Ted Cruz’s campaign is over, but his delegates fight on
Ater Ted Cruz dropped out of the presidential race, his campaign staffers boxed up their mementos and souvenirs as they prepared to shutter the Houston headquarters, and the Texan announced that he would seek reelection to the U.S. Senate.
Yet Cruz’s team didn’t abandon the race for the White House entirely. It still filed a slate of potential presidential delegates for California’s June 7 primary, and continues to monitor delegate selection in states that already voted in the GOP nominating process.

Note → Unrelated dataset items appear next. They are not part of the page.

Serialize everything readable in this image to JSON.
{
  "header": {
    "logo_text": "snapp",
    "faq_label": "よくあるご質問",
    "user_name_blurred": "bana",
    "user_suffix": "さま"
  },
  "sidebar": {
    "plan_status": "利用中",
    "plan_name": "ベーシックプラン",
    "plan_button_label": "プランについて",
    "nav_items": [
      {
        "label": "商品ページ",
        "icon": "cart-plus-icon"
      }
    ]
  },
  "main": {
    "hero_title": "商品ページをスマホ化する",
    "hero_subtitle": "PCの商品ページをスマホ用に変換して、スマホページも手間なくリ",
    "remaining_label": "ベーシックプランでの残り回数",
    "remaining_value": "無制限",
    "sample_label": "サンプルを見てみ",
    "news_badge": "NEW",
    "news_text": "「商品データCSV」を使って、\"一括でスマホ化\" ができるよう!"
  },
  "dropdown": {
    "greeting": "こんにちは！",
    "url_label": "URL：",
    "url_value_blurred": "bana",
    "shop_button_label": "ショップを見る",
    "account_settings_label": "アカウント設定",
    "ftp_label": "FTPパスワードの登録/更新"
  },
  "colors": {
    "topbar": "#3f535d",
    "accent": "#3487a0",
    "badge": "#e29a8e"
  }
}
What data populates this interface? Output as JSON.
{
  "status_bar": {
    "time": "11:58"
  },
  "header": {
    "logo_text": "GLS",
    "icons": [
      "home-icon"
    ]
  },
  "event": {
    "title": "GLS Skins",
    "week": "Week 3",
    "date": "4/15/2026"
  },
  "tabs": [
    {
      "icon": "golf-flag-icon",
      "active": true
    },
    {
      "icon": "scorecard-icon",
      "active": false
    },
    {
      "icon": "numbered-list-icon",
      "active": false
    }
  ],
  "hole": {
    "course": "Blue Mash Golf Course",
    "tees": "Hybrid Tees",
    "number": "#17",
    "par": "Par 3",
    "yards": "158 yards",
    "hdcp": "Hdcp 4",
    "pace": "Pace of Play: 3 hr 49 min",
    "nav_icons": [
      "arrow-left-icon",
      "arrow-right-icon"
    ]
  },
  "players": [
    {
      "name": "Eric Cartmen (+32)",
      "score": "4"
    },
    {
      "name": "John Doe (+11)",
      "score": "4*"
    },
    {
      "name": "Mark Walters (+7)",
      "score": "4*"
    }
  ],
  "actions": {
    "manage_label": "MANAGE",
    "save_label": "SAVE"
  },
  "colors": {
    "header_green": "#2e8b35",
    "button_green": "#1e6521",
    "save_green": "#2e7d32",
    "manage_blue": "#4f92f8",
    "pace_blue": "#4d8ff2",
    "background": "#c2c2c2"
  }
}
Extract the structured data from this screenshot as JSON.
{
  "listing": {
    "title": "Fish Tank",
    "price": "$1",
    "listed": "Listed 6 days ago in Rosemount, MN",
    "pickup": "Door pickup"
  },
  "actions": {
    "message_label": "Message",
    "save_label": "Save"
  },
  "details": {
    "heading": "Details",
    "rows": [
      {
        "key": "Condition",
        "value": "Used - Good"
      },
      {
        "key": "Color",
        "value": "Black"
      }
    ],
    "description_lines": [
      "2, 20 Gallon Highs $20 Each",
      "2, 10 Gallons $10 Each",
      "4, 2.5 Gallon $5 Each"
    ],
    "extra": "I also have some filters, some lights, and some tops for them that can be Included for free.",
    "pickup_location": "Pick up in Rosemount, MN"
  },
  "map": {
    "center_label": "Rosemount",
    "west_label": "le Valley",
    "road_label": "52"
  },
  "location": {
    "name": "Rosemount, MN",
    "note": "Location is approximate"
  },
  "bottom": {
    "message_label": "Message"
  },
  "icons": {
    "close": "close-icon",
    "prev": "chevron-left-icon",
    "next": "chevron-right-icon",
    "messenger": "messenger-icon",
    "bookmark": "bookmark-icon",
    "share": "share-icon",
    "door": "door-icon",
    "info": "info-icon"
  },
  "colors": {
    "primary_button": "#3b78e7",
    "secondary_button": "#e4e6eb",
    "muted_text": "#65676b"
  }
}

The end result is that Cruz will have more than 550 loyalists attending the Republican National Convention in Cleveland in July — a ground force that helps him establish himself as the national leader of the conservative movement, protect the party’s conservative platform from what the senator has called Trump’s “New York values,” and lay the foundation for a potential 2020 presidential bid.
Want to have dinner with Donald Trump? It’ll cost $25,000 (or more)
Donald Trump will raise money Wednesday evening in Los Angeles, marking his first foray into official GOP fundraisers with an event where tickets start at $25,000.
The dinner will be held at the home of Rachelle and Tom Barrack, according to an invitation obtained by The Times.
Guests paying $25,000 per person receive a photo and can attend the reception and dinner. Anyone paying $100,000 per couple becomes a member of the host committee and also gets a Republican National Committee Regent membership.